# Общий раздел > Новости, факты и мнения > Интересно знать >  рейтинг пятнадцати самых богатых вымышленных персонажей.

## Irina

*Самым богатым вымышленным персонажем стал вампир*

ЛОС-АНДЖЕЛЕС, 16 апреля. Журнал Forbes опубликовал свой ежегодный и традиционный рейтинг пятнадцати самых богатых вымышленных персонажей.

Как передает портал «Рокфеллер», на этот раз на первое место оттеснив традиционных лидеров вырвался абсолютный новичок — вампир Карлайл Каллен, один из самых известных персонажей серии романов «Сумерки».  Состояние 370-летнего кровососа эксперты Forbes оценили в $34,1 млрд. Заработать столь внушительную сумму он, по мнению аналитиков, смог в том числе и за счет отсутствия на протяжении нескольких сотен лет расходов на покупку продуктов. Умеренность в расходах позволила Каллену составить из своей зарплаты доктора приличный капитал, а затем многократно увеличить его за счет инвестиций в акции Apple, Wal-Mart, нефтяных, золотодобывающих и сталелитейных компаний.

На втором месте расположился охотник за сокровищами и финансовый магнат Скрудж МакДак. Начиная с 1947 года он ни разу не покидал списка главных богачей выдуманного мира. Сейчас на его счету, по оценке экспертов Forbes, $33,5 млрд.

Герой комиксов и мультфильмов Ричи Рич, известный самый богатый мальчик Земли, занимает в рейтинге третью позицию. Его состояние оценивается в $11,5 млрд.

Оружейный магнат и «Железный человек» Тони Старк в этом году стал четвертым. У него $8,8 млрд.

На пятом месте герой популярного в США телевизионного шоу The Beverly Hillbillies, банкир и нефтепромышленник Джед Клампетт. Его результат — $7,2 млрд.

Шестым стал герой комиксов и фильма «Хранители» Адриан Вэйдт, известный также, как «самый умный человек на Земле». У него $7 млрд.

На седьмом месте старый добрый «Бэтмен», известный «в миру», как Брюс Уэйн. Получив в наследство от своих родителей компанию Wayne Enterprises, он сумел заработать на контрактах с Пентагоном $6,5 млрд.

Восьмое место в списке «самых-самых» заняла в этом году Зубная Фея. На подарки теряющим молочные зубы детям она, по оценкам Forbes, тратит до полутора сотен миллионов долларов в год. Однако волшебница вполне может себе это позволить — ее состояние оценивается в $3,9 млрд. Основным источником доходов назван крупный грант, выделенный Фее Санта-Клаусом. Сам же Рождественский Дед, ранее не раз занимавший высокие места в TOP-Fictional, на этот раз в рейтинг включен не был.
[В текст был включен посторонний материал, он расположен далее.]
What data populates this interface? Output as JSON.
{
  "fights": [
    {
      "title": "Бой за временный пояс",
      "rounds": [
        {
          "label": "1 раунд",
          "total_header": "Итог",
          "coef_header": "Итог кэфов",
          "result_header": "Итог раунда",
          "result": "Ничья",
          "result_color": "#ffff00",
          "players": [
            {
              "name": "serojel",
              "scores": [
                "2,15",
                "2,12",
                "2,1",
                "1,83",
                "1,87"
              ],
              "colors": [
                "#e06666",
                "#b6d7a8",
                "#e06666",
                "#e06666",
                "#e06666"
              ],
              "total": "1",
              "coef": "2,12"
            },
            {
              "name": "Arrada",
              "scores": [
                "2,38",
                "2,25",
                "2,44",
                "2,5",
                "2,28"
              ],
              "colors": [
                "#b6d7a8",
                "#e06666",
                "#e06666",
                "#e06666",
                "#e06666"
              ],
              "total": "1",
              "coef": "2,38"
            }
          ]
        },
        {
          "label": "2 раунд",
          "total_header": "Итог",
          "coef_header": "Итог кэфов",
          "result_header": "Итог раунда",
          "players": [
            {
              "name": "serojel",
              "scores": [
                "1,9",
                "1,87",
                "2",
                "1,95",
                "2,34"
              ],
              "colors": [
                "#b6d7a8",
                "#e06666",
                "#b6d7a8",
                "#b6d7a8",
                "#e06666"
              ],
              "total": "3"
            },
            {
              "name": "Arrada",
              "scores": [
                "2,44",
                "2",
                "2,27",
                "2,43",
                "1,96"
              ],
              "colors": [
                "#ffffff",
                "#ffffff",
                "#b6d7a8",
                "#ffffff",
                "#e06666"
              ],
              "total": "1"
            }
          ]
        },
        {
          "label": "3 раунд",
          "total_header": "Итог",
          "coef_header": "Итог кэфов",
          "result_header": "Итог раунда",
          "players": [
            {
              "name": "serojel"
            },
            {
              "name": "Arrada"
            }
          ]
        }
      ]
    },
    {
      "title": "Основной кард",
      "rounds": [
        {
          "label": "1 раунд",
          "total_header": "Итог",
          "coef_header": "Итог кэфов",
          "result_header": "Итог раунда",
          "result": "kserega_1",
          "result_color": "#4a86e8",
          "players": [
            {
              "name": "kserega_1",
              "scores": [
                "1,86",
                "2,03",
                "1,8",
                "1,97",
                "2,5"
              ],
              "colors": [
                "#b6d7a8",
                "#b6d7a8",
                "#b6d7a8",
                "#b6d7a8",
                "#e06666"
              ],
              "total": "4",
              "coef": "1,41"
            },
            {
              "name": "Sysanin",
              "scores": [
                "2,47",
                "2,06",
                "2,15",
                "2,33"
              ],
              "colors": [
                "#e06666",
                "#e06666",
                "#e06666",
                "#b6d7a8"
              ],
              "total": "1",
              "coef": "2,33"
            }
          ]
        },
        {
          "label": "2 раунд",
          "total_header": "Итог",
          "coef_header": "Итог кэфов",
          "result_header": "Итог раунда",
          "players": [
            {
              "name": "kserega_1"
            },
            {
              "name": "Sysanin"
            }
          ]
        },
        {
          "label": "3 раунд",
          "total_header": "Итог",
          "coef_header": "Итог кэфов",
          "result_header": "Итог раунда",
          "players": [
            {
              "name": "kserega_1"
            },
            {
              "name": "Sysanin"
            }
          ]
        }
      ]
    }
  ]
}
По многочисленным просьбам детей и их родителей, убедивших экспертов Forbes, что Санта-Клаус вовсе не выдумка.

Девятое место — за героем ситкома «Остров Гиллигана» Торстоном Хауэллом. На десятом с двумя миллиардами долларов — железнодорожный магнат из анимационного шоу Thomas The Tank Engine & Friends сэр Топхэм Хатт.

----------